How do you take the derivative of #tan(4x)^tan(5x)#?

Question

Evelyn Agard · Accepted Answer

#(dy)/(dx)=y{(4tan(5x))/(sin(4x)cos(4x))+5sec^2(5x)lntan(4x)}#

Let,

#y=tan(4x)^tan(5x)#

Taking natural log. ,both sides

#lny=lntan(4x)^tan(5x)#

#lny=tan(5x)*lntan(4x)#

Diff.w.r.t #x# ,Using Product Rule:

#1/y(dy)/(dx)=tan(5x)d/(dx)(lntan(4x))+lntan(4x)d/(dx)(tan(5x))#

#1/y(dy)/(dx)=tan(5x)*4/tan(4x)sec^2(4x)+lntan(4x)5sec^2(5x)#

#1/y(dy)/(dx)=4tan(5x)cos(4x)/sin(4x)xx1/cos^2(4x)+5sec^2(5x)lnt an(4x)#

#1/y(dy)/(dx)=(4tan(5x))/(sin(4x)cos(4x))+5sec^2(5x)lntan(4x)#

#(dy)/(dx)=y{(4tan(5x))/(sin(4x)cos(4x))+5sec^2(5x)lntan(4x)}#

Charles Anctil · Answer

undefined To find the derivative of $ \tan(4x)^{\tan(5x)} $, you would use the chain rule and the properties of logarithmic differentiation.
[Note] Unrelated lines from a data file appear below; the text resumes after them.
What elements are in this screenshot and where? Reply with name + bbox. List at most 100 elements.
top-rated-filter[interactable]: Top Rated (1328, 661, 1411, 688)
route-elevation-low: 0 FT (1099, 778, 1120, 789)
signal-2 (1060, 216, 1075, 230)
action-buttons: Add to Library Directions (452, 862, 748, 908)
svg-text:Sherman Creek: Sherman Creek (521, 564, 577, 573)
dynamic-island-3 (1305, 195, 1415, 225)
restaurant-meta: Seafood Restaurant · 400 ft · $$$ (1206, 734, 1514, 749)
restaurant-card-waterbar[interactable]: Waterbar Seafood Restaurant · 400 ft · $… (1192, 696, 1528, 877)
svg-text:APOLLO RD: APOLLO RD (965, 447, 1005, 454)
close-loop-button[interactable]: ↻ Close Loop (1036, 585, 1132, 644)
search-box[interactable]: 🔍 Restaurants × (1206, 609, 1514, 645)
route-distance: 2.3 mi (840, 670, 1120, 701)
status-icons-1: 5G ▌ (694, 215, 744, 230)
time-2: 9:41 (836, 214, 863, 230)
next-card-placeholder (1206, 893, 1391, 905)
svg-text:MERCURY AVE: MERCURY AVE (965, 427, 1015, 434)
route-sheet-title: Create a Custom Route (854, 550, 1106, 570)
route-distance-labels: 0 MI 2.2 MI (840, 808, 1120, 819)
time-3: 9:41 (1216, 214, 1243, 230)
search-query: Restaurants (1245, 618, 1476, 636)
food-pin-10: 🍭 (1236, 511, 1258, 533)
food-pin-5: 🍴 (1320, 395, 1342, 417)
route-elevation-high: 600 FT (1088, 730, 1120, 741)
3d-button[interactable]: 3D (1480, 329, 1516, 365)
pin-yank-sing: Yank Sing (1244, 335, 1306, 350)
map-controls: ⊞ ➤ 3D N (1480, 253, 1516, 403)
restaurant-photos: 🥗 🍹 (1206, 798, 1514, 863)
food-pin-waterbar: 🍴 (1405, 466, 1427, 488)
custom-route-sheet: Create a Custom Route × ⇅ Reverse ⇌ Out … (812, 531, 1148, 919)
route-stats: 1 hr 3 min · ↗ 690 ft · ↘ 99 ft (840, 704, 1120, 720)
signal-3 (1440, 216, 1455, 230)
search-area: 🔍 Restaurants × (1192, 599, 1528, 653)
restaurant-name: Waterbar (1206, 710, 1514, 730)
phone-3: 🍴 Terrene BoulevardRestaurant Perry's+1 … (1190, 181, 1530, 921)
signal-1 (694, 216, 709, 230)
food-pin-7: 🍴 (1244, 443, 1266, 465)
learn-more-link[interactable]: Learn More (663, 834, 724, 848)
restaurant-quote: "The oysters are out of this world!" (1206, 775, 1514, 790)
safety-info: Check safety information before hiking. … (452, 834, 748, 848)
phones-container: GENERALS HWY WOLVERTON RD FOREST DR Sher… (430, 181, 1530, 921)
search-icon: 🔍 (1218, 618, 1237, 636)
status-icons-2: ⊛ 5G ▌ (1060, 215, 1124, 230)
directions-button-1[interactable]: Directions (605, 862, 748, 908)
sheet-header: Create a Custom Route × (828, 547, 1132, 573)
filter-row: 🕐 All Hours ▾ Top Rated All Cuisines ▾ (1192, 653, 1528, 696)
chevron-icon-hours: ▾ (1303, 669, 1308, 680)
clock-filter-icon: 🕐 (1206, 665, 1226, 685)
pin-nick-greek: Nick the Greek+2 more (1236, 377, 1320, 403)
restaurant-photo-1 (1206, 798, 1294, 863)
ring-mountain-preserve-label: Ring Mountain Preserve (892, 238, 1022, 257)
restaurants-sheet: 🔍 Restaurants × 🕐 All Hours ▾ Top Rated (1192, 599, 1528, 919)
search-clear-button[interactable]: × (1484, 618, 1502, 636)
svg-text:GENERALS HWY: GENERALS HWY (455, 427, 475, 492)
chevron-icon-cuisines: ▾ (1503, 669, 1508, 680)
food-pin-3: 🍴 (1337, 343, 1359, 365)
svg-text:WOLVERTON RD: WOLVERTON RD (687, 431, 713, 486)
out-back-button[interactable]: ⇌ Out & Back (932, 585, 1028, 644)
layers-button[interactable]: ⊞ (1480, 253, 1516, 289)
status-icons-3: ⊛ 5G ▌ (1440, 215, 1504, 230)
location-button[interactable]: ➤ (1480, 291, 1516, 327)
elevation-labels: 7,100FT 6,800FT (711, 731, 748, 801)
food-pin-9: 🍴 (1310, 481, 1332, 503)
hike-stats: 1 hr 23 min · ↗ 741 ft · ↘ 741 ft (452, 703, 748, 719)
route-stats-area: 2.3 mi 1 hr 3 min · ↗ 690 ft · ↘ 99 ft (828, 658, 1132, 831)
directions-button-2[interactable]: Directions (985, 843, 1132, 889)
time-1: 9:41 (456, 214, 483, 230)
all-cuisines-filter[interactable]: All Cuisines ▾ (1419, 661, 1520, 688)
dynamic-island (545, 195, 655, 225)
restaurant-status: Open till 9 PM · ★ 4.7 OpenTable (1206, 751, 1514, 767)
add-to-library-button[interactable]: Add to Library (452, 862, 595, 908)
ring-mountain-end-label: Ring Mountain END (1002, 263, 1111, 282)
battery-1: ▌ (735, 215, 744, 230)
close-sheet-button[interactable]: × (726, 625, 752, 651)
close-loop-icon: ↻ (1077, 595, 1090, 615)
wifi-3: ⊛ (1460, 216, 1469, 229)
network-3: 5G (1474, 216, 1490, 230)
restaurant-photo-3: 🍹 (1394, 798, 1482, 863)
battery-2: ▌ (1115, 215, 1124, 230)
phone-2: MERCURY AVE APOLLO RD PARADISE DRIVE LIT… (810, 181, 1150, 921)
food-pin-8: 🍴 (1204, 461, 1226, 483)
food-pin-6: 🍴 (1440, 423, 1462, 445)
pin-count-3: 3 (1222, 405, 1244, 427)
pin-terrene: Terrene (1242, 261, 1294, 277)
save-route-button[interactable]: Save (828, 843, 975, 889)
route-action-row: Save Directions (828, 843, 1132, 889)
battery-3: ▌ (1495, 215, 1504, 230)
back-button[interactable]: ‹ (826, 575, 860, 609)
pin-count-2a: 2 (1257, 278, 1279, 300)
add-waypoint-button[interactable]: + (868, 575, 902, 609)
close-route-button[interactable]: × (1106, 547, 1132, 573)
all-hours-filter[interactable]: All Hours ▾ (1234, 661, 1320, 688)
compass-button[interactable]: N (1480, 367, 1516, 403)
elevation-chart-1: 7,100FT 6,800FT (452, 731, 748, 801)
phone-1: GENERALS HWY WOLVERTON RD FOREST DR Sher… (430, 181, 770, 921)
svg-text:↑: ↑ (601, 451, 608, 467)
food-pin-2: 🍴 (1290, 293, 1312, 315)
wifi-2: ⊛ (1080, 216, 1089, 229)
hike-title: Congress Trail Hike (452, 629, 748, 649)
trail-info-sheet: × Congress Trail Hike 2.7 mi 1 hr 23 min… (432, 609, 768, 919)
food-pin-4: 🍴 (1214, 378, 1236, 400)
First, rewrite the function using logarithms:

$$ y = \tan(4x)^{\tan(5x)} $$
$$ \ln(y) = \ln(\tan(4x)^{\tan(5x)}) $$
$$ \ln(y) = \tan(5x) \cdot \ln(\tan(4x)) $$

Now, take the derivative of both sides with respect to $ x $:

$$ \frac{1}{y} \cdot \frac{dy}{dx} = \frac{d}{dx}[\tan(5x) \cdot \ln(\tan(4x))] $$

Apply the product rule on the right side:

$$ \frac{1}{y} \cdot \frac{dy}{dx} = \sec^2(5x) \cdot \ln(\tan(4x)) + \tan(5x) \cdot \frac{d}{dx}[\ln(\tan(4x))] $$

Now, find the derivative of $ \ln(\tan(4x)) $ using the chain rule:

$$ \frac{1}{y} \cdot \frac{dy}{dx} = \sec^2(5x) \cdot \ln(\tan(4x)) + \tan(5x) \cdot \frac{1}{\tan(4x)} \cdot \sec^2(4x) \cdot 4 $$

Finally, solve for $ \frac{dy}{dx} $ by multiplying both sides by $ y $:

$$ \frac{dy}{dx} = y \left( \sec^2(5x) \cdot \ln(\tan(4x)) + \tan(5x) \cdot \frac{1}{\tan(4x)} \cdot \sec^2(4x) \cdot 4 \right) $$

$$ \frac{dy}{dx} = \tan(4x)^{\tan(5x)} \left( \sec^2(5x) \cdot \ln(\tan(4x)) + \tan(5x) \cdot \frac{1}{\tan(4x)} \cdot \sec^2(4x) \cdot 4 \right) $$

That's the derivative of $ \tan(4x)^{\tan(5x)} $.